Según indicó la prestigiosa pinacoteca de Madrid, la pintura fue trasladada al taller de restauración para iniciar su análisis técnico y posterior intervención, con el apoyo de la Fundación Iberdrola España como miembro protector de su Programa de Restauraciones.
También se indicó que la reciente incorporación al Museo del Prado de nuevos equipos de investigación permitirán profundizar en el estudio de la obra desde dos enfoques complementarios, el análisis material mediante XRF scanning y el examen por reflectografía infrarroja multiespectral.
Pablo de Valladolid se inscribe entre los retratos más significativos creados por Diego Velázquez, en este caso sobre un personaje al servicio de la Corte de Felipe IV entre 1632 y 1648, con una función enfocada en sus cualidades histriónicas o a su carácter burlesco.
Los bufones de la Corte inspiraron al artista en lograr soluciones audaces, al construir los personajes como figura aislada, en un espacio indefinido, a partir de la sombra que proyecta su cuerpo.

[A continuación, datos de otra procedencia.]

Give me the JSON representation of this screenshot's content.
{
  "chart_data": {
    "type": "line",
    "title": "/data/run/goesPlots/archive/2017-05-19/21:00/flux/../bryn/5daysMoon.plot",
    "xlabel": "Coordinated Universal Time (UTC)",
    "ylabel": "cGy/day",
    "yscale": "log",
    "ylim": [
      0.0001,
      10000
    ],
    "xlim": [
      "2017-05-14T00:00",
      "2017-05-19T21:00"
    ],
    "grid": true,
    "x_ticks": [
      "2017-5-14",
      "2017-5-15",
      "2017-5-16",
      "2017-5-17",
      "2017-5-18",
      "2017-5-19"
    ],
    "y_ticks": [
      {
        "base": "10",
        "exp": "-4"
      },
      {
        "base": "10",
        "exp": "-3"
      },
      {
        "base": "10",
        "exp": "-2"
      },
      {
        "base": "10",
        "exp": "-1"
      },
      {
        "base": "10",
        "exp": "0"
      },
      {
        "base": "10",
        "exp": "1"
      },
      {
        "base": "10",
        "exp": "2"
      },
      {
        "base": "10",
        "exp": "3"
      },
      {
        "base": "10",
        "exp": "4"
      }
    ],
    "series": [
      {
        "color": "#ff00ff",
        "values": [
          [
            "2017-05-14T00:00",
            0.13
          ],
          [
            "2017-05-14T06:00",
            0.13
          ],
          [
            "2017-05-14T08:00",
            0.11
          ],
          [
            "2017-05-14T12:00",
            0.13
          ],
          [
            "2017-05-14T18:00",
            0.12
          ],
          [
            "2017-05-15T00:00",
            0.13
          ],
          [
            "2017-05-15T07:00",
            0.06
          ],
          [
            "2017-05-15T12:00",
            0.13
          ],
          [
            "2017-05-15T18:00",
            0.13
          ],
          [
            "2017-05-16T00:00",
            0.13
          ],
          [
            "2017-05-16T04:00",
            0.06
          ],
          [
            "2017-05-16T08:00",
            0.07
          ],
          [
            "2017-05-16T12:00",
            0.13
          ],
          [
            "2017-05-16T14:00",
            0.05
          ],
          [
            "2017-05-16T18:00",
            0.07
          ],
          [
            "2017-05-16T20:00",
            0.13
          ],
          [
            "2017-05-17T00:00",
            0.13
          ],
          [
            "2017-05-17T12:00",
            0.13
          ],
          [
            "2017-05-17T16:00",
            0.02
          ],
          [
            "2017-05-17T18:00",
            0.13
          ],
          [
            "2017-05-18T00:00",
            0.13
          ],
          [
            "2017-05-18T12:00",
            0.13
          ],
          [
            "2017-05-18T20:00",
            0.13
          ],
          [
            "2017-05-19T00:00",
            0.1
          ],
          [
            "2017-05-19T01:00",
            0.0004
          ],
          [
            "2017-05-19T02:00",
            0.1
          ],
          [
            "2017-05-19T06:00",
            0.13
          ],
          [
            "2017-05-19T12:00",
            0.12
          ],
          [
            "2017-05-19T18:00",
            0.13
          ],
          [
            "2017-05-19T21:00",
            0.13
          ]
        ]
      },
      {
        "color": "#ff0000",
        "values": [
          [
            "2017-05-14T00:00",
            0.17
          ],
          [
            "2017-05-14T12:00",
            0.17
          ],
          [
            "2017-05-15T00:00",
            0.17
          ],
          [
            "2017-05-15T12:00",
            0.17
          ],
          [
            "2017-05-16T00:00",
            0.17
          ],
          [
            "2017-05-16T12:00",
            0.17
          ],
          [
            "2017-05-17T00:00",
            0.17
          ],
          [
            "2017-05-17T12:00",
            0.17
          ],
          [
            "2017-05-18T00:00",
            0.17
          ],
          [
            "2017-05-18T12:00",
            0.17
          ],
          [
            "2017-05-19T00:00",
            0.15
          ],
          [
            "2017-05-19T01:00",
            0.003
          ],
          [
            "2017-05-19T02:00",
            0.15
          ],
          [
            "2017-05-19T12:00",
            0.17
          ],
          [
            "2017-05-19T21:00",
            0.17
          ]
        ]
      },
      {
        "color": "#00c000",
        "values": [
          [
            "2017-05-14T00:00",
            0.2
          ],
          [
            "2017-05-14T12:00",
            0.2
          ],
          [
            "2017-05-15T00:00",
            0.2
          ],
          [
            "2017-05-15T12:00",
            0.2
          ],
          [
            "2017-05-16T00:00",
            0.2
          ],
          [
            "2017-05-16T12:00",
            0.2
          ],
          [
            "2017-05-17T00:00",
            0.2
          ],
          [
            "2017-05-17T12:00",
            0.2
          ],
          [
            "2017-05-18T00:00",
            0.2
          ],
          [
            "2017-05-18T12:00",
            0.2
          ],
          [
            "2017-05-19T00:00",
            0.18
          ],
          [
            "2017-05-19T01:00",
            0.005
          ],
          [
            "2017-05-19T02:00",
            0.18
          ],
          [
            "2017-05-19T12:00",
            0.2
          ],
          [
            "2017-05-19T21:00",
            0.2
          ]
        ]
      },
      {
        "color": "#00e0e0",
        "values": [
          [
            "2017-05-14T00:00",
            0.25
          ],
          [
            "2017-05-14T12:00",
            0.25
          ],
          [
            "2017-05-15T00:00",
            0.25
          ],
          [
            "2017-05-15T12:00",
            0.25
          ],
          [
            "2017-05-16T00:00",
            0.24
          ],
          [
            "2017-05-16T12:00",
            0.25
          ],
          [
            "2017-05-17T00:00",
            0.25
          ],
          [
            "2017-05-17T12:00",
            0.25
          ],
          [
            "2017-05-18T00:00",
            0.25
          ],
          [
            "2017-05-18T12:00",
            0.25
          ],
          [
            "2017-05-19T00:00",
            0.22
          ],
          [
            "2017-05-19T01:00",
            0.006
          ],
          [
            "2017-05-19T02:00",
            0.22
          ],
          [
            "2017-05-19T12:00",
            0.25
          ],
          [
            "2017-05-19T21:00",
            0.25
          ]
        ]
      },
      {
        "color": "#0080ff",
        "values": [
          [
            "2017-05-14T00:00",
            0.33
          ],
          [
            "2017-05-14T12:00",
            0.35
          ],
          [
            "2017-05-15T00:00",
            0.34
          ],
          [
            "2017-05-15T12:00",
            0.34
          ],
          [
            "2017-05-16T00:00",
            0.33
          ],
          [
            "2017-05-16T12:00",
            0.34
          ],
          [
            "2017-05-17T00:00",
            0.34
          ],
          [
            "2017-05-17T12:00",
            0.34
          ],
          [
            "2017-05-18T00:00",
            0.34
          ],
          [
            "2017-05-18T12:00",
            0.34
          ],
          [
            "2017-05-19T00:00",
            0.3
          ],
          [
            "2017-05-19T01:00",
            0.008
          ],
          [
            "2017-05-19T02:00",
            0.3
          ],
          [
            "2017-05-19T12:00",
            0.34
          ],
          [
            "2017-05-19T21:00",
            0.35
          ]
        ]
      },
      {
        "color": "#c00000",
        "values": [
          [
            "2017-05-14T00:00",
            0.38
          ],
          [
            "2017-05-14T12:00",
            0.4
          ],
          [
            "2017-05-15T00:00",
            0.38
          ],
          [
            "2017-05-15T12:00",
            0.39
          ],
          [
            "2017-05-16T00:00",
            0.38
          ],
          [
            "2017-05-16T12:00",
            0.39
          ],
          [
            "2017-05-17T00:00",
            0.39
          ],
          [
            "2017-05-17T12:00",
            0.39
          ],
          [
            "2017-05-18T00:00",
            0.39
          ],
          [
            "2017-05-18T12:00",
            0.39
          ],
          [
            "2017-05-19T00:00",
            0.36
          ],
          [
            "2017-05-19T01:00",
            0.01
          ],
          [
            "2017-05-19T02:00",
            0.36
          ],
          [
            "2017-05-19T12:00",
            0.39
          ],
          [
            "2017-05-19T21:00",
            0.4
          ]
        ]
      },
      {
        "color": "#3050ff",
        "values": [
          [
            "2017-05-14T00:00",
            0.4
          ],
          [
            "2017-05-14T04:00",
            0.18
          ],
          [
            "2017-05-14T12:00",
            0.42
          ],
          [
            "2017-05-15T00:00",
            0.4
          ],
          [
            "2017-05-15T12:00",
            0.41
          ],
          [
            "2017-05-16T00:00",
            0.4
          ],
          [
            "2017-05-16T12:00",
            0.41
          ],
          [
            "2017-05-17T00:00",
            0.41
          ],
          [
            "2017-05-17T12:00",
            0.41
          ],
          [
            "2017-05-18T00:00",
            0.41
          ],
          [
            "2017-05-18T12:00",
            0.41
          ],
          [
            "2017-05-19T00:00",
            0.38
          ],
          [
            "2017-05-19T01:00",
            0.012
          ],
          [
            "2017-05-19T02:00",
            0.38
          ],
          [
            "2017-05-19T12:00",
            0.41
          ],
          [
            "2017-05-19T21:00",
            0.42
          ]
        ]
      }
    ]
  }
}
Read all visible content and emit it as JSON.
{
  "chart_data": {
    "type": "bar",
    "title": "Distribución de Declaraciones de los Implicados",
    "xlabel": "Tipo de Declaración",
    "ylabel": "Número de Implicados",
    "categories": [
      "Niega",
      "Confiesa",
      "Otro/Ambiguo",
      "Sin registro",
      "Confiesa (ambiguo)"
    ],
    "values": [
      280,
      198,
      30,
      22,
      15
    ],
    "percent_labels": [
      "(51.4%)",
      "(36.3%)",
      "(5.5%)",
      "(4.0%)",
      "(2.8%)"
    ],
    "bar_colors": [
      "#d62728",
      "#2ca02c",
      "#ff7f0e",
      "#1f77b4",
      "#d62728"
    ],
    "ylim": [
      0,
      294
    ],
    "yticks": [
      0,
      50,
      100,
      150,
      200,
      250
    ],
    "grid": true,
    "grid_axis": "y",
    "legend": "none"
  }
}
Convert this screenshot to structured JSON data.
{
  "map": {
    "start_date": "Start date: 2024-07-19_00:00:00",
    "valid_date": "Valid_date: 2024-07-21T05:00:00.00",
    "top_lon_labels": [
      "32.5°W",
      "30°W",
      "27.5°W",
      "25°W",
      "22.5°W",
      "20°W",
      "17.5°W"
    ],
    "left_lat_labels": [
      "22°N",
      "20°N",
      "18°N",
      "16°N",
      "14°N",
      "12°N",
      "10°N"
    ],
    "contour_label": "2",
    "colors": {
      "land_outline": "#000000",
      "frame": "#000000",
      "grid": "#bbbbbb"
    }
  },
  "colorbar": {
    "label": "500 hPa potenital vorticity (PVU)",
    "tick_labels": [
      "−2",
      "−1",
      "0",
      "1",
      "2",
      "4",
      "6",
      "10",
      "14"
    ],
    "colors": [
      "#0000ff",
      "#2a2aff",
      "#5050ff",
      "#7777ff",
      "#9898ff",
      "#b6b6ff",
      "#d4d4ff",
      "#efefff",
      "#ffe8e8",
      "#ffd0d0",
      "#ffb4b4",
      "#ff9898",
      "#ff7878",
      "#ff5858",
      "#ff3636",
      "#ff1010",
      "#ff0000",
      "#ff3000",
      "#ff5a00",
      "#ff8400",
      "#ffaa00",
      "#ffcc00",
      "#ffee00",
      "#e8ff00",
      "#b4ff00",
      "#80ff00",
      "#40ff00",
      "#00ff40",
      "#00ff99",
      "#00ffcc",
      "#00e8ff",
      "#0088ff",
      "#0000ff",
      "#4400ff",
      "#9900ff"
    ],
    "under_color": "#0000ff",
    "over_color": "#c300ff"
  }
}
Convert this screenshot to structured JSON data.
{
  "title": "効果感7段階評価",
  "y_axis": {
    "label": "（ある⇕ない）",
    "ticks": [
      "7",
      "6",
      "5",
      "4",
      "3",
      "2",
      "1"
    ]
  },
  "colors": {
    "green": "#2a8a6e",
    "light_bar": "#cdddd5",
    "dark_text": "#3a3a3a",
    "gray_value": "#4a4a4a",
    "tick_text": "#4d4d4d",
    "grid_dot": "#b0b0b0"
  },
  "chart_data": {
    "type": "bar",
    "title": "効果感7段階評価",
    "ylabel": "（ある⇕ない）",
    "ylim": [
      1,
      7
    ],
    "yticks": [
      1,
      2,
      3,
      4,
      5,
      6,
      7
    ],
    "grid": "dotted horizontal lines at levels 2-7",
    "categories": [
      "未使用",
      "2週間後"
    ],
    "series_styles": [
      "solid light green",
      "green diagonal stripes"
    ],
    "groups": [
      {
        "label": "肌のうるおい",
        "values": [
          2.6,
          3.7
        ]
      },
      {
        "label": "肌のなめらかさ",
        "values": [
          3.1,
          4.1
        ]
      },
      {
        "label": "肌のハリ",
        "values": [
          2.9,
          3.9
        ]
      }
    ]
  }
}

Mane, una de las voces más prestigiosas del impresionismo, con su célebre Le Déjeuner sur l’herbe (Almuerzo en la hierba), era un gran admirador de Velázquez y en su momento escribió en torno a Pablo de Valladolid:
«Es quizá el trozo de pintura más asombroso que se haya hecho jamás. El fondo desaparece; es aire lo que rodea al hombre, vestido todo de negro y lleno de vida».
Auténtico ejercicio de innovación artística, el lienzo, realizado entre 1632 y 1635, parte de un fondo neutro para concentrar la atención en el gesto del personaje que los críticos atisban como la declamatoria.